Decades of research dating back to the creation of the Federal minimum wage in 1939 clearly show that increases in the minimum wage decrease employment, particularly for the least skilled employees in the economy. Cornell University economists found that adult high school dropouts and African American young adults suffer four times more employment loss from a minimum wage hike than their more educated and non-black counterparts, respectively. Research from Duke University found that these low-skilled employees lose their jobs to more skilled applicants—often teenagers from wealthy families who did not even search for a job at the previous minimum wage.
Wage increases also fail to meet their stated goals for the simple fact that most minimum wage earners aren’t poor. Research from Florida State University found that only 10 percent of minimum wage earners in Pennsylvania are the sole earner of a family with kids. Over half (56.2 percent) are under 24, and nearly half (45.9 percent) still live with their parents.

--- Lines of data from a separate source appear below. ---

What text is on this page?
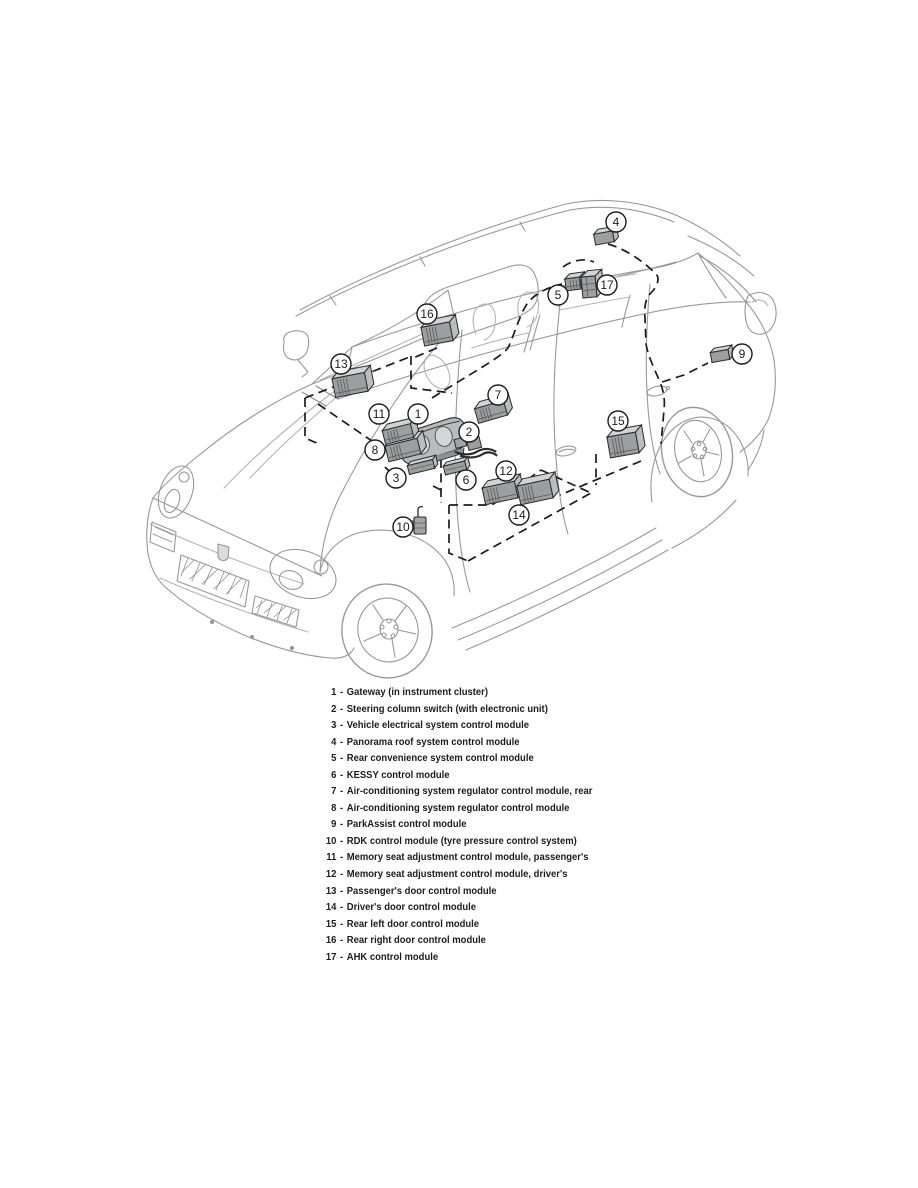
1
2
3
4
5
6
7
8
9
10
11
12
13
14
15
16
17
1 - Gateway (in instrument cluster)
2 - Steering column switch (with electronic unit)
3 - Vehicle electrical system control module
4 - Panorama roof system control module
5 - Rear convenience system control module
6 - KESSY control module
7 - Air-conditioning system regulator control module, rear
8 - Air-conditioning system regulator control module
9 - ParkAssist control module
10 - RDK control module (tyre pressure control system)
11 - Memory seat adjustment control module, passenger's
12 - Memory seat adjustment control module, driver's
13 - Passenger's door control module
14 - Driver's door control module
15 - Rear left door control module
16 - Rear right door control module
17 - AHK control module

The average family income of minimum wage employees in Pennsylvania is over $49,000. Knowing this, it is little surprise that 80 percent of the benefits of a wage hike go to families that aren’t poor.
Pennsylvania lawmakers have an opportunity to effect real change for low-skilled employees during a special hearing this month by considering a state earned income tax credit [EITC]. An EITC, as a supplement the already highly successful federal program, could give the Commonwealth’s most needy full-time working families an effective wage increase to well over $7.20 an hour without jeopardizing their jobs.
“A state EITC takes into account household income and dependents, something a minimum wage hike can’t do,” said Flynn. “As a result, the benefits reach those in real need without putting them at risk of losing their job.”